Heartbeat is an extension to the TLS protocol that allows a server and a client (a web browser for instance) to maintain an open connection when no data is being transferred back and forth.

“Without getting too technical, the Heartbeat extension works by having one party — the web browser as an example — send a random message with a payload (content) of some number of bytes that the other party — the web server in this example — is supposed to reply with a mirrored message of the same number of bytes,” states Roggio in his Practical Ecommerce blog.

Unfortunately, the line of code that is supposed to confirm that the message payloads matched was simply missing in the aforementioned versions of OpenSSL. “Essentially, any properly formed message could get a response from the server. Thus, information is bleeding, if you will, from the heartbeat, giving us the Heartbleed bug,” says he.

On why online retailers should be concerned about Heartbleed is because online merchants that adhered perfectly to the Payment Card Industry Digital Security Standard (PCI DSS) and took every prudent precaution to protect customer’s private information or payment card numbers may still have been vulnerable, Roggio writes. Even some exclusively brick-and-mortar retailers could have been vulnerable.

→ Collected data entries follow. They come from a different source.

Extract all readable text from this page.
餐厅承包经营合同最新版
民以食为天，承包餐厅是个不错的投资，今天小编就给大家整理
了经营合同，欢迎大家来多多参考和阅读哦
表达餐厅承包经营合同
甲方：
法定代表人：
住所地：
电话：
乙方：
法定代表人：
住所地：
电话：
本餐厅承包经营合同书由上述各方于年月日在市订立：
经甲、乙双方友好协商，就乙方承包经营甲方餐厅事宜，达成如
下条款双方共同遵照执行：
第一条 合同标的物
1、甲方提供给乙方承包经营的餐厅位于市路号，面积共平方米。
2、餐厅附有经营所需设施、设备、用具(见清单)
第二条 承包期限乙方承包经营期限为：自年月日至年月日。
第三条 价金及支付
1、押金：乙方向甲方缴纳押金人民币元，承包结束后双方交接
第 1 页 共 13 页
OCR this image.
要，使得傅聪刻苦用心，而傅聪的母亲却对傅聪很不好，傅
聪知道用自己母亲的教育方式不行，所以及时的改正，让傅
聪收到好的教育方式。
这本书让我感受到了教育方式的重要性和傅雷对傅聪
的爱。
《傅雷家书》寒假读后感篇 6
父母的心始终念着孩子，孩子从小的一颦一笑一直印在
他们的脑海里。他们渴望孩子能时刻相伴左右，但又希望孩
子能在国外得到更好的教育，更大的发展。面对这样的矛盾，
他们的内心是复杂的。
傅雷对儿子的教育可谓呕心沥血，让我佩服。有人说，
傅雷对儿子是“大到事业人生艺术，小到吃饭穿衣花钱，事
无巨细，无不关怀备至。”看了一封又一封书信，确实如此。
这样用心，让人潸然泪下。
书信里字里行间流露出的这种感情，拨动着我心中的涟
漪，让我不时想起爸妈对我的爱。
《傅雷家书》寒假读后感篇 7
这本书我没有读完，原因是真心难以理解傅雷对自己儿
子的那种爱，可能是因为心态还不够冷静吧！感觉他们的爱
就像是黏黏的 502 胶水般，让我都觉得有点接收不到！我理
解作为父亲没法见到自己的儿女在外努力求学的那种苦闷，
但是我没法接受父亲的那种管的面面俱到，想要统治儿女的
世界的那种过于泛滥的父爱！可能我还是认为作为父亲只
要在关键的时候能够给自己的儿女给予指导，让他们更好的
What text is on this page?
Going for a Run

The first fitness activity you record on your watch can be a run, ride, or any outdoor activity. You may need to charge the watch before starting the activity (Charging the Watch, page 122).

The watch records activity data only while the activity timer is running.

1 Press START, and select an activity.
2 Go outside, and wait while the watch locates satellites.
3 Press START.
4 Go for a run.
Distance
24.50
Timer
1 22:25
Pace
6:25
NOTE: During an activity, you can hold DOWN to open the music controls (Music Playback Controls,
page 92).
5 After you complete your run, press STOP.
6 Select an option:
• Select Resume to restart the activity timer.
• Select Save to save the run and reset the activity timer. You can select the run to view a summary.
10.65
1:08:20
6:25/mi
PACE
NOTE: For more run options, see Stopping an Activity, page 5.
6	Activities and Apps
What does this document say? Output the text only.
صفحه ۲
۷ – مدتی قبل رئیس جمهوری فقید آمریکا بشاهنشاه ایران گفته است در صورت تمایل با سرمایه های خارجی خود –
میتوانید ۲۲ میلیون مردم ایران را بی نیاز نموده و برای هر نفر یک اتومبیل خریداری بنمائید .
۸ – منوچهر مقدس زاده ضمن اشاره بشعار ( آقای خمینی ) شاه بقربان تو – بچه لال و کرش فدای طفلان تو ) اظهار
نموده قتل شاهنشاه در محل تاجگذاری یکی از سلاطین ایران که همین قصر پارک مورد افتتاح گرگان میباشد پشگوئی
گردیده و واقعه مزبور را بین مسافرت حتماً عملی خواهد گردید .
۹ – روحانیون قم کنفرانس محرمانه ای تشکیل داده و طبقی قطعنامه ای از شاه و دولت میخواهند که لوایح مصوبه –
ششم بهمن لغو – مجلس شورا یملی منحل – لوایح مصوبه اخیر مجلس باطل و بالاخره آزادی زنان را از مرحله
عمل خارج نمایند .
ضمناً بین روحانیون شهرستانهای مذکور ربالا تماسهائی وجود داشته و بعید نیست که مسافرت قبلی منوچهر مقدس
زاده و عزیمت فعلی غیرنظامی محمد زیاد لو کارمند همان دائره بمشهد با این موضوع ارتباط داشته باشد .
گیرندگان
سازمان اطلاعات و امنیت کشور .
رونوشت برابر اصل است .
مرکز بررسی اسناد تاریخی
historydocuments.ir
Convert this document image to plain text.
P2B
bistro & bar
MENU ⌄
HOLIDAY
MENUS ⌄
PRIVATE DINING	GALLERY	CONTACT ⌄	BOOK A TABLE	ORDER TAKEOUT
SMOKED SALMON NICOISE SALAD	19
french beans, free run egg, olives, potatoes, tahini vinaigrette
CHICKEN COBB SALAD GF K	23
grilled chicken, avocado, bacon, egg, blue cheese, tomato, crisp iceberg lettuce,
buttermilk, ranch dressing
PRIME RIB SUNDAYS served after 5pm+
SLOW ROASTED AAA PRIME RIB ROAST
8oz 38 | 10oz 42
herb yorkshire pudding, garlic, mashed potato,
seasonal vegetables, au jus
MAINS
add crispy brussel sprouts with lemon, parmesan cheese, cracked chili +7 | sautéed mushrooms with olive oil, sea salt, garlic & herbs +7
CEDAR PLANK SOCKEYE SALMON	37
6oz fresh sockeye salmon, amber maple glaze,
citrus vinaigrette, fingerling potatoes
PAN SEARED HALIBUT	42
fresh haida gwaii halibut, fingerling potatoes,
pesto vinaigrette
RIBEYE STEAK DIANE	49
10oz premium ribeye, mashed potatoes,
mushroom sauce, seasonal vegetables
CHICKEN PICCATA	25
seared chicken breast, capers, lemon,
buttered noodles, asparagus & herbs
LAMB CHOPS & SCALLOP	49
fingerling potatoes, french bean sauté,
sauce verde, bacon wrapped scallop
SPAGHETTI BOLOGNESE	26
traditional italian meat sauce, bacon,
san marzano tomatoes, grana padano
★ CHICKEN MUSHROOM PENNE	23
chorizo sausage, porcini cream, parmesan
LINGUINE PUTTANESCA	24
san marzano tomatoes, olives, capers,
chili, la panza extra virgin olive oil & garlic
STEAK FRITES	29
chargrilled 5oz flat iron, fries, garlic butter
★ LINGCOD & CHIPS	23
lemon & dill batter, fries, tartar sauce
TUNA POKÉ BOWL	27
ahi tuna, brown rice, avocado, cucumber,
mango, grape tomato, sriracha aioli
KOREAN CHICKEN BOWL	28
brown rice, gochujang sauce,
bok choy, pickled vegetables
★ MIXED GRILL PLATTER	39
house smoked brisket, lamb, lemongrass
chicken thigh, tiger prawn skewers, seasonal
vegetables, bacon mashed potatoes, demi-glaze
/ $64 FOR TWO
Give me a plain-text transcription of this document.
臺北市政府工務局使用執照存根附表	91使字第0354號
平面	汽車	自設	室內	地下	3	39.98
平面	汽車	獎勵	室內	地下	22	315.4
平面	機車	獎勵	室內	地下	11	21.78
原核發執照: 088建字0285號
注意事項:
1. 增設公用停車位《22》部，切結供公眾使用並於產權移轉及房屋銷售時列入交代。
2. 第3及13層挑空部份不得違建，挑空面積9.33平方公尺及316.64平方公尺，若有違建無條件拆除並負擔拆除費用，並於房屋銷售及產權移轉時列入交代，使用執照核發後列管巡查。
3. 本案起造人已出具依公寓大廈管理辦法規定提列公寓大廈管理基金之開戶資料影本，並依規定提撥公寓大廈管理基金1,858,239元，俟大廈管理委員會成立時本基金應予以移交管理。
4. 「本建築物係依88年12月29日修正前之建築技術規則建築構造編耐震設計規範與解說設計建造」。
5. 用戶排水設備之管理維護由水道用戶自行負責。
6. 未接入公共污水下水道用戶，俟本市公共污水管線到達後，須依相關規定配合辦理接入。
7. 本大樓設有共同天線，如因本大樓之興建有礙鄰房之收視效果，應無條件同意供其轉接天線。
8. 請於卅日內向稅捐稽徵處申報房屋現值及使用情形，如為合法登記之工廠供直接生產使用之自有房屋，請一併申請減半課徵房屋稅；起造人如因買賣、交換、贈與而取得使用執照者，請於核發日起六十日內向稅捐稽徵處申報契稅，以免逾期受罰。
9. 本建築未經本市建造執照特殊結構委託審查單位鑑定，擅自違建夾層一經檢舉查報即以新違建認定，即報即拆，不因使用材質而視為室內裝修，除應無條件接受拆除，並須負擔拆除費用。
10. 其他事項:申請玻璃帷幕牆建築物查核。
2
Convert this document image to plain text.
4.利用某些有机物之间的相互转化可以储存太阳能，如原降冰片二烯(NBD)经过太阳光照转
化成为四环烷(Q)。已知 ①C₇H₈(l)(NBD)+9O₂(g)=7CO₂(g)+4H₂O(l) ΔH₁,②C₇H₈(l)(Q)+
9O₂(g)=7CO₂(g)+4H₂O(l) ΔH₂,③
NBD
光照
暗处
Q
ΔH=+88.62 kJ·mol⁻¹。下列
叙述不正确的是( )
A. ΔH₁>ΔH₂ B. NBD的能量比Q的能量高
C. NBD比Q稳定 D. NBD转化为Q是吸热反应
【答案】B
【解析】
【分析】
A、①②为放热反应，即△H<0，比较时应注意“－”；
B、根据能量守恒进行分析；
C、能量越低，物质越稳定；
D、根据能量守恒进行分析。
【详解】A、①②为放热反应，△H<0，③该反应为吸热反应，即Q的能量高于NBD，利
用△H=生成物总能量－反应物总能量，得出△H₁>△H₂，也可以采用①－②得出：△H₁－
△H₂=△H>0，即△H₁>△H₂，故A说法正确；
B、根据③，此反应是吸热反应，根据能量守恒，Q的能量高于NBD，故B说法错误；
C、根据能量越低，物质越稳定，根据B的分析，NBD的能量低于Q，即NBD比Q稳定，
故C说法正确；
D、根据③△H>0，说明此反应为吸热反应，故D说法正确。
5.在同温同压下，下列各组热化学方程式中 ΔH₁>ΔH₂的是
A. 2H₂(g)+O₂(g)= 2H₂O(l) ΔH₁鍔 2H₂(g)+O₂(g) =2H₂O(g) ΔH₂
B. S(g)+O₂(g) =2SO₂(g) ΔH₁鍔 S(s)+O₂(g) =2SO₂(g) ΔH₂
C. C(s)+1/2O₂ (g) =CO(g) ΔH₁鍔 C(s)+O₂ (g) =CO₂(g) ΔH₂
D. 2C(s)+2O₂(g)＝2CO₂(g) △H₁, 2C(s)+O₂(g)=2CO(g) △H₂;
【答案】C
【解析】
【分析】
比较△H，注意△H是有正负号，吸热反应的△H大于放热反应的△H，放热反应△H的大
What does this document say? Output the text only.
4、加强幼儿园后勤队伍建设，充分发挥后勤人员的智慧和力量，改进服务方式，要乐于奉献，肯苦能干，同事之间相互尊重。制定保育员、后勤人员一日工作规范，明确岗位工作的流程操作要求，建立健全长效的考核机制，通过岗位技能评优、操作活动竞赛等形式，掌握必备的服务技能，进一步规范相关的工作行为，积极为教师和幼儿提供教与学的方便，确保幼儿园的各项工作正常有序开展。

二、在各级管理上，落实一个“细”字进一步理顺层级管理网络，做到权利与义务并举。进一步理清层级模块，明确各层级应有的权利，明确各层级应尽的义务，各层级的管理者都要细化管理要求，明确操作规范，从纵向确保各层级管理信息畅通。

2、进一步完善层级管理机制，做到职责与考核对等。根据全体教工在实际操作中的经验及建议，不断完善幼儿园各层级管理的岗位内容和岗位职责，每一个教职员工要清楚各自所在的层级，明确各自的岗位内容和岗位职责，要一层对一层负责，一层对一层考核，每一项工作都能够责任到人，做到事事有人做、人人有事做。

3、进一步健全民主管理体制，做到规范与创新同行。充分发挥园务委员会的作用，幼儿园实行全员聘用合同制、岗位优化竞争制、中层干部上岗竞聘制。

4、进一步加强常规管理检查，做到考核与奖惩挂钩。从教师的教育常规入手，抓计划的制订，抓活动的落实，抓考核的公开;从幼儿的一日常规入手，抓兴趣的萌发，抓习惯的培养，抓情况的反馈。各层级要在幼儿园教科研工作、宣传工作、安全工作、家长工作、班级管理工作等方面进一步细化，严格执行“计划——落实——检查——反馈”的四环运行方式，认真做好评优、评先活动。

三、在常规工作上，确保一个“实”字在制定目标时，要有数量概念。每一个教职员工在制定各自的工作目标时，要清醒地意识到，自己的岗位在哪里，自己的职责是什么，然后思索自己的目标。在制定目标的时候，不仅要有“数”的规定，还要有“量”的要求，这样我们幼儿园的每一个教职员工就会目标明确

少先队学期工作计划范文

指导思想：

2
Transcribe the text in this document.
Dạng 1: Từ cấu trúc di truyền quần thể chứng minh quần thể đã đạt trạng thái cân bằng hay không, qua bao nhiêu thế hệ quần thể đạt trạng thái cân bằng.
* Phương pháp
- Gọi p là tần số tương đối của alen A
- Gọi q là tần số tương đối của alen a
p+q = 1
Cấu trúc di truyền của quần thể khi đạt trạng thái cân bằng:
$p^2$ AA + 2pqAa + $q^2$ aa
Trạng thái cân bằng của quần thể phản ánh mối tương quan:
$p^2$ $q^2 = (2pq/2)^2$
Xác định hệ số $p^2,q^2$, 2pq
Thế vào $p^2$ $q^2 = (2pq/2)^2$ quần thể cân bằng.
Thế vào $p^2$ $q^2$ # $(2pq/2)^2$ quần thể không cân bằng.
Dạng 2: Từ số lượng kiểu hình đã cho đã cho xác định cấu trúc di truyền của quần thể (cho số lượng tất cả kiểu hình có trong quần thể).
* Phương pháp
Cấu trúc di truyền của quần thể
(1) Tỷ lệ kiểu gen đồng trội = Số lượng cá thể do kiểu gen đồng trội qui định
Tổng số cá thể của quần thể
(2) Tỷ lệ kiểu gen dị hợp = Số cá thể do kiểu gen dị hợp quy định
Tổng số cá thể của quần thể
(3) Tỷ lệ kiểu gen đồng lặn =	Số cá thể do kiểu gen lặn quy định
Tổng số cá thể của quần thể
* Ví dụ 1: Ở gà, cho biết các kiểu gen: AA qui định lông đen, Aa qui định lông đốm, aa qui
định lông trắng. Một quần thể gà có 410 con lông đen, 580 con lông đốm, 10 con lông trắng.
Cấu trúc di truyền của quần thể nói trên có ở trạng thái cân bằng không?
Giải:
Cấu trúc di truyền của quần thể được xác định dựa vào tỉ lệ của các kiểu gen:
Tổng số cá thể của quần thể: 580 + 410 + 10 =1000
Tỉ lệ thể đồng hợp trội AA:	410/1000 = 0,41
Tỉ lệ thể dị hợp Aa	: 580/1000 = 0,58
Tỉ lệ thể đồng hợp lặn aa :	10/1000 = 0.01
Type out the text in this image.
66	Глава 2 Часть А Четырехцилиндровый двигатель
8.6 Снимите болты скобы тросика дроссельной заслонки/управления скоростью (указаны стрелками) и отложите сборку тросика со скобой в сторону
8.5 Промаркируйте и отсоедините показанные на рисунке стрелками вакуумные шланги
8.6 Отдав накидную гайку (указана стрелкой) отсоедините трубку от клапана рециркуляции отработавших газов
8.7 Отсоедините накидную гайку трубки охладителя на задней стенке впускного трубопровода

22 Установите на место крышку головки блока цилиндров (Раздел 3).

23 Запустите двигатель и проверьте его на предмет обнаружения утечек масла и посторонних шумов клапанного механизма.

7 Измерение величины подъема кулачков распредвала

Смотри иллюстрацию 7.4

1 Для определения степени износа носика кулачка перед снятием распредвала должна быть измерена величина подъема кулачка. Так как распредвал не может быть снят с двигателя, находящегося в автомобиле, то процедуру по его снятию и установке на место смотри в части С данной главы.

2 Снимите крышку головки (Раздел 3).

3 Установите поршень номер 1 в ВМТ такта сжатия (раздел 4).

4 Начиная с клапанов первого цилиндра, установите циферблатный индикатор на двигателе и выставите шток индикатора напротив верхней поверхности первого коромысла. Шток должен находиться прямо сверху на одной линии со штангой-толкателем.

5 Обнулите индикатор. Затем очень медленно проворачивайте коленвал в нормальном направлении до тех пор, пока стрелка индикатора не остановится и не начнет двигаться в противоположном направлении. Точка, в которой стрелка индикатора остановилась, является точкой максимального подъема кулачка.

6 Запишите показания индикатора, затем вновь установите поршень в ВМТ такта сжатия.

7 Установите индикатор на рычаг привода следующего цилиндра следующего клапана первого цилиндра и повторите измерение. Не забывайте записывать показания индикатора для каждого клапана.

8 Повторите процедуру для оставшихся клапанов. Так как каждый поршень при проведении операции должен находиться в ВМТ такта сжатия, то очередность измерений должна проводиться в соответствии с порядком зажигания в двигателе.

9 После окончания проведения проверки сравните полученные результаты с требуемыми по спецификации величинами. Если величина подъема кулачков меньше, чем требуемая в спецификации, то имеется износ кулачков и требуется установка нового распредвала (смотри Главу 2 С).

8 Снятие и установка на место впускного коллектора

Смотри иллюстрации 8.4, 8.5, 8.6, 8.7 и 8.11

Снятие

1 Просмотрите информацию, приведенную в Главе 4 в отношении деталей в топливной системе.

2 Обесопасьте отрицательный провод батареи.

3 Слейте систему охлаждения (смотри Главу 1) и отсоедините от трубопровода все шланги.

The bottom line is that customer’s private information and payment card numbers are at risk and every merchant should seek to protect customers.

Roggio explains some of the steps how online merchants can protect customer data from Heartbleed. “First of all, ensure that if your web server was running one of the vulnerable versions of OpenSSL, that it is updated, patched, or recompiled without the heartbeat extension immediately. This will remove the security threat moving forward,” he says.

Unfortunately, since there is really no way to know whether or not a particular web server was already compromised, meaning that some hacker or hackers already has the web server’s private keys, retailers will need to revoke and replace SSL certificates once they are certain that the server is running a secure version of OpenSSL, explains roggio.

“Finally, it may be a good idea to reset user passwords, since if a server was already compromised the bad guys and gals could already have users’ current passwords,” notes Roggio, adding that given the scope and risk associated with the Heartbleed bug, it is a very good idea to change passwords for most, if not all, important business accounts, especially, banking passwords.